Training proceeds in two stages: (i) SFT on the synthetic trajectories to obtain a strong base policy, and (ii) multi‑turn online RL across a diverse set of generated environments. The RL reward combines the same seven metrics, encouraging both task completion and interaction efficiency. An “irrelevant‑tool mixing” technique penalizes unnecessary tool calls, further promoting concise behavior.
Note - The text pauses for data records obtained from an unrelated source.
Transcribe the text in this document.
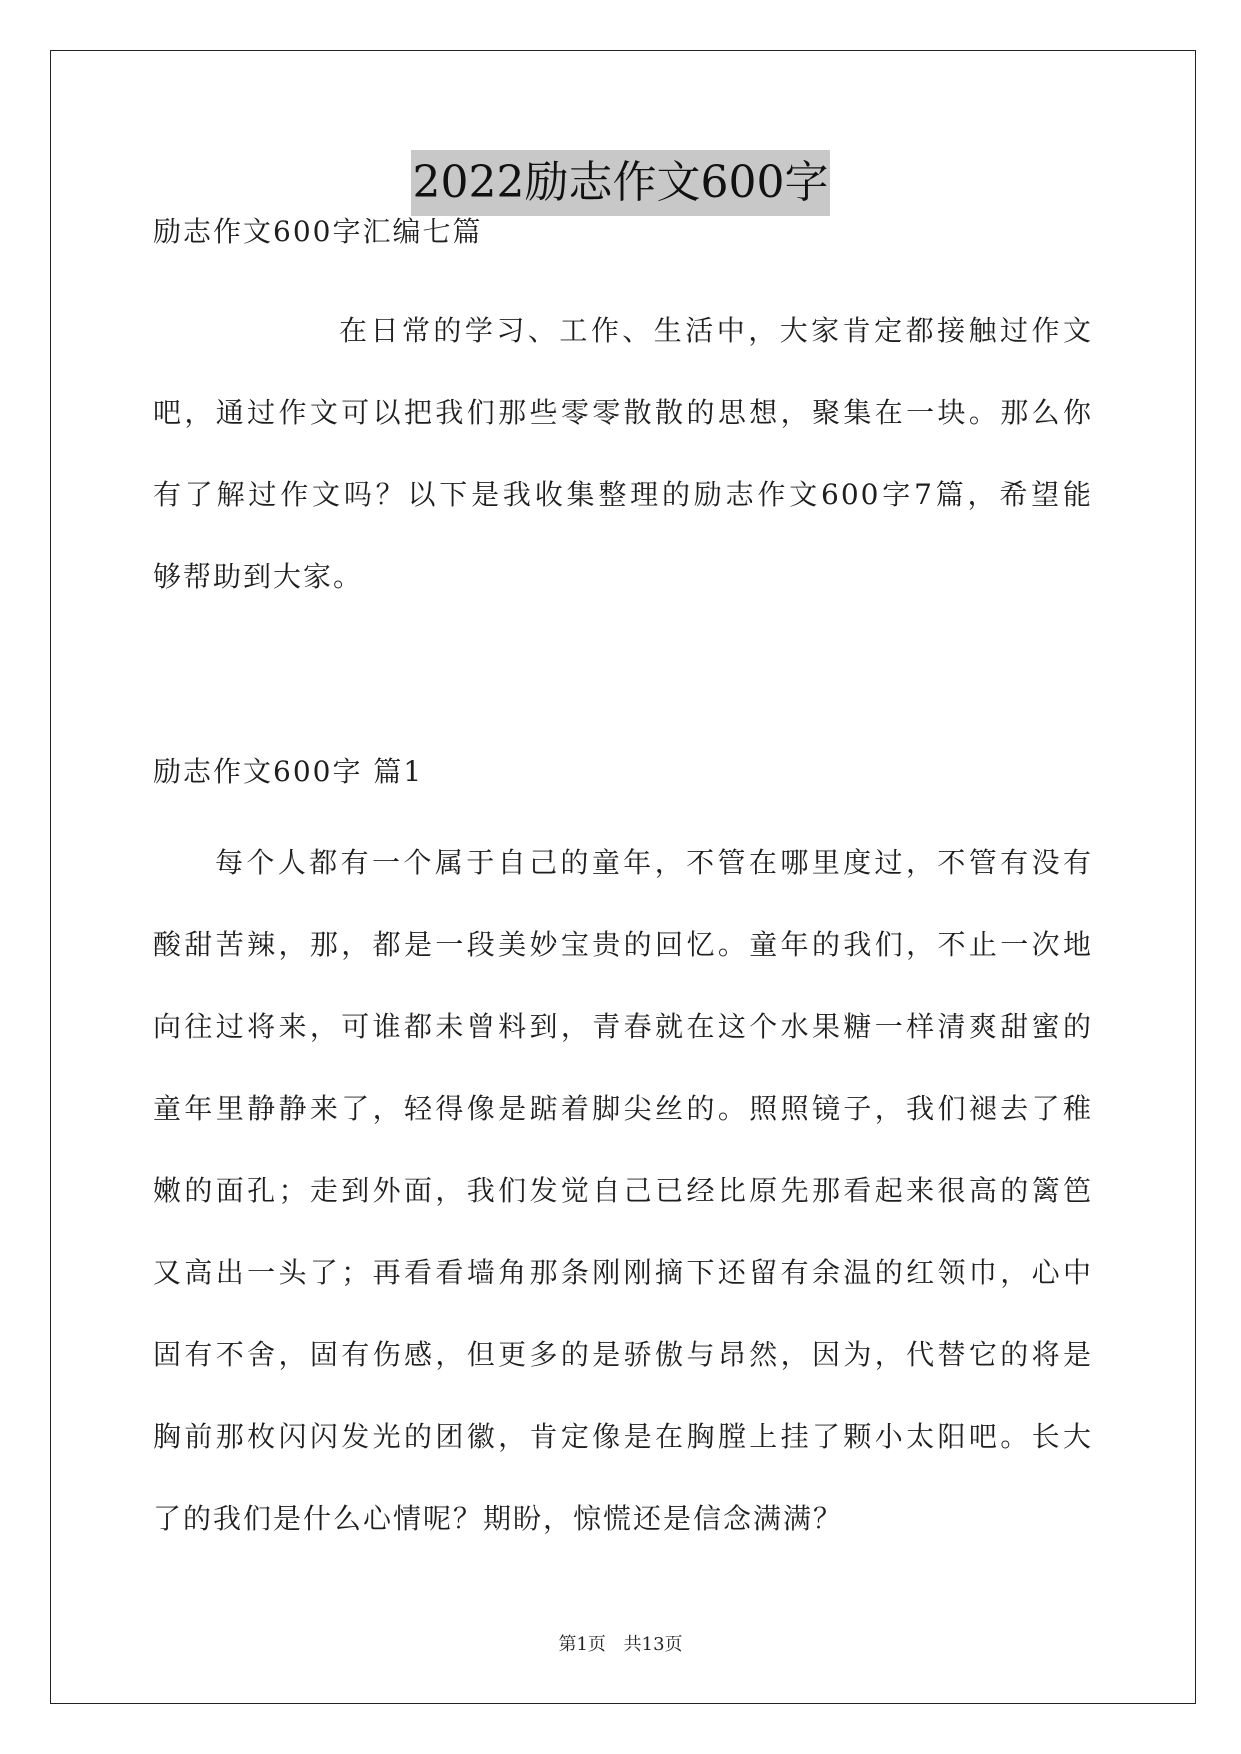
2022励志作文600字
励志作文600字汇编七篇
在日常的学习、工作、生活中，大家肯定都接触过作文
吧，通过作文可以把我们那些零零散散的思想，聚集在一块。那么你
有了解过作文吗？以下是我收集整理的励志作文600字7篇，希望能
够帮助到大家。
励志作文600字 篇1
每个人都有一个属于自己的童年，不管在哪里度过，不管有没有
酸甜苦辣，那，都是一段美妙宝贵的回忆。童年的我们，不止一次地
向往过将来，可谁都未曾料到，青春就在这个水果糖一样清爽甜蜜的
童年里静静来了，轻得像是踮着脚尖丝的。照照镜子，我们褪去了稚
嫩的面孔；走到外面，我们发觉自己已经比原先那看起来很高的篱笆
又高出一头了；再看看墙角那条刚刚摘下还留有余温的红领巾，心中
固有不舍，固有伤感，但更多的是骄傲与昂然，因为，代替它的将是
胸前那枚闪闪发光的团徽，肯定像是在胸膛上挂了颗小太阳吧。长大
了的我们是什么心情呢？期盼，惊慌还是信念满满？
第1页 共13页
Experiments on multiple benchmarks—including BFCL v3, ToolBench, and ReAct—show that ASTRA‑trained models achieve state‑of‑the‑art performance among models of comparable size, often surpassing them by 5–12 percentage points. The gains are especially pronounced on long‑horizon, multi‑turn tasks where prior methods struggled. Moreover, ASTRA models exhibit fewer redundant tool calls and higher overall efficiency, narrowing the gap to closed‑source commercial systems such as ChatGPT‑4.

All pipelines, synthesized tool documents, trajectories, environments, and trained checkpoints are released publicly on GitHub, ensuring reproducibility and enabling future research to extend the framework to new domains and toolsets. In summary, ASTRA provides a comprehensive solution that automates data generation, creates verifiable RL environments, and unifies supervised and reinforcement learning to produce robust, generalizable tool‑using agents.